At 9:00 on a cool, beautiful morning, 6,251 runners flooded off the starting line near Tavern on the Green. Makau ran the slightly uphill first mile in 4:22—a pace that few runners could match if they tried. No one did, and he quickly built a 10-second lead over a large pack of national and international pro athletes. He held on through the second mile (4:24), but then he reached the Harlem Hills. This was Makau’s first visit to the United States, and, unlike many of his competitors, he had no experience on Central Park’s deceptively challenging course.
He reached halfway in 13:54—a 27:48 pace—but he was running alone and working very hard. As Makau gradually slowed, Marilson Gomes dos Santos of Brazil, the winner of the ING New York City Marathon 2006, broke away from the following pack and began to close the gap. At the five-mile mark, which Makau reached in 22:30, Gomes was still gaining and looking strong; an upset briefly seemed possible. Makau’s fatigue must have been extreme, but even in the final stretch, after he had seen the record tick past on the finish-line clock, he didn’t relax his full effort. He crossed the line in 28:19—the fourth-fastest lap of Central Park ever run.
Gomes closed to within 12 seconds and finished in an excellent 28:31. Richard Kiplagat, a Kenyan who lives in New Rochelle, NY, and who won six IC4A titles at Iona College, improved from fifth place last year to a strong third in 29:08, 100 yards ahead of a sprinting pack of four Ethiopians and a Scotsman: Wegayehu Tefera (fourth, 29:20), Worku Beyi (fifth, 29:22), Dagne Alemu (sixth, 22:23), Demesse Tefera, who is Wegayehu’s older brother (seventh, 29:25), and Andrew Lemoncello (eighth, 29:28). Rounding out the top 10 were Linus Maiyo of Kenya (ninth, 29:33) and the first American, Jason Hartmann of Eugene, Oregon (10th, 29:38).

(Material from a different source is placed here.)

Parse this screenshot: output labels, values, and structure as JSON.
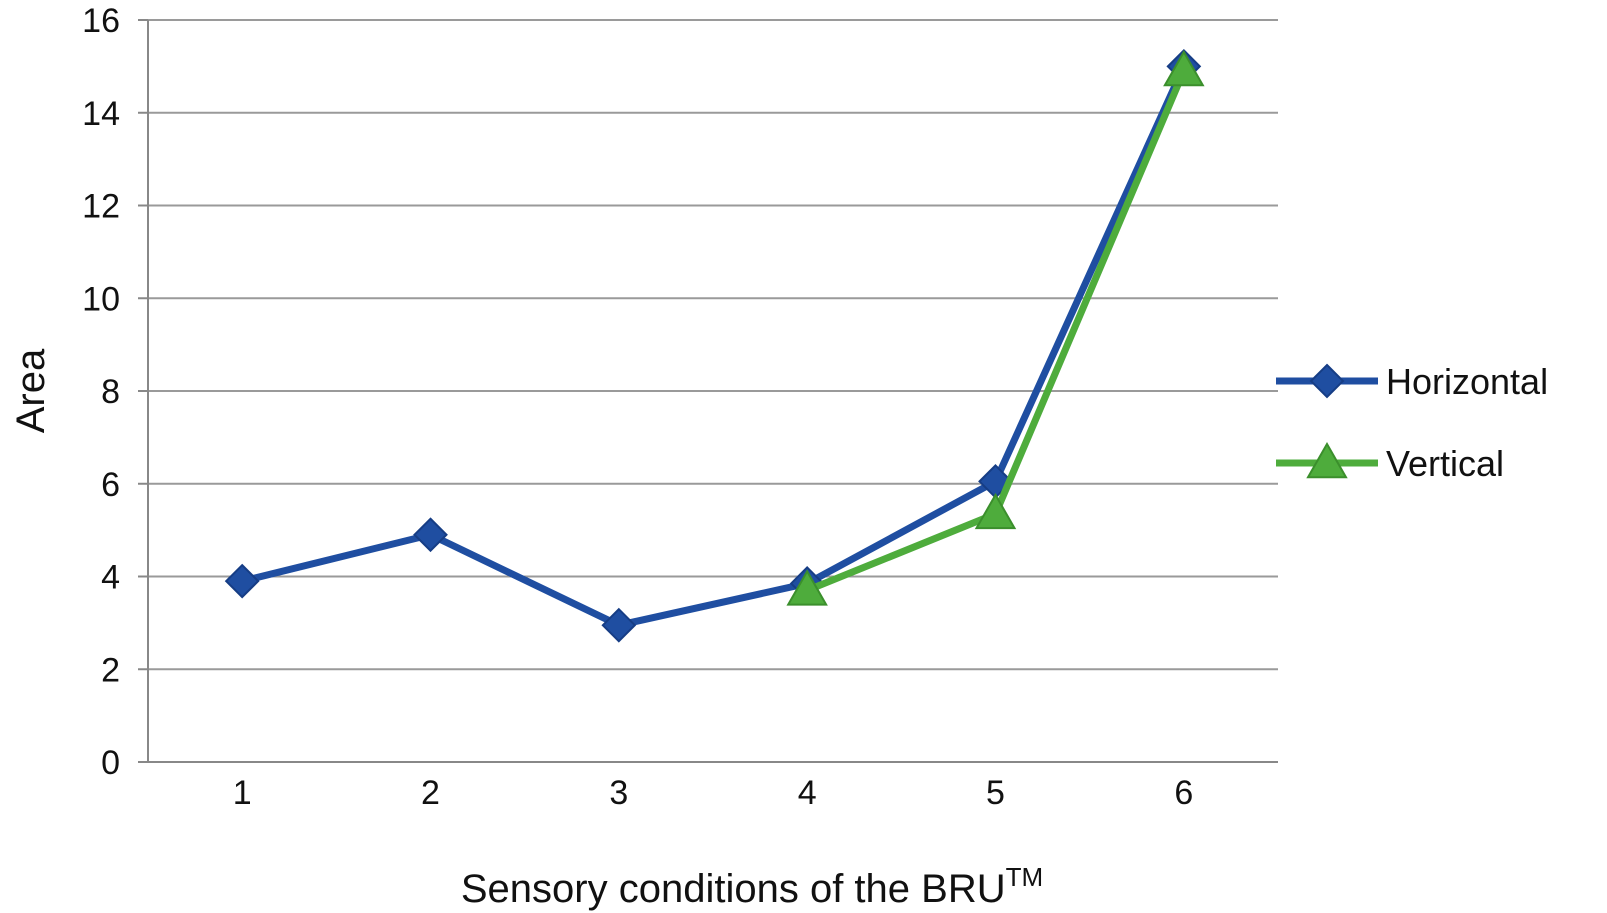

Coincidentally, Hartmann had also been 10th across the same finish line at the U.S. Olympic Team Trials – Men’s Marathon last November. Andrew Carlson, the USA 15K champion, was recovering from a week of illness; Abderrahim Goumri of Morocco, second in the ING New York City Marathon 2007, was recovering from a 2:05:30 at the Flora London Marathon last month; they were not factors in the race, finishing 13th and 14th, respectively.
Josh Moen, of Readlyn, IA, who finished just behind Hartman in 29:41, was pleased with his position but a bit overawed by what he’d seen at the start. “The weather was fine,” he said after a cooldown run. “We had a nice chase pack going, and we ran our first mile in 4:35, but Makau was just gone—we couldn’t see him. We didn’t know where he was.”
When Makau knows where he is, the result may be different. New York Road Runners president and CEO Mary Wittenberg called him “our kind of champion—a guy with all kinds of heart,” and guessed that this race would leave him wanting to try for the record again; meanwhile, his $7,500 winner’s purse would speed the school’s completion.
Makau received another challenge of a sort just after the race. Ritzenhein, the course record-holder, who had been kept from defending his 2007 title here by a lingering foot injury, left him a phone message: “Congratulations on your victory. The course is harder than it looks.”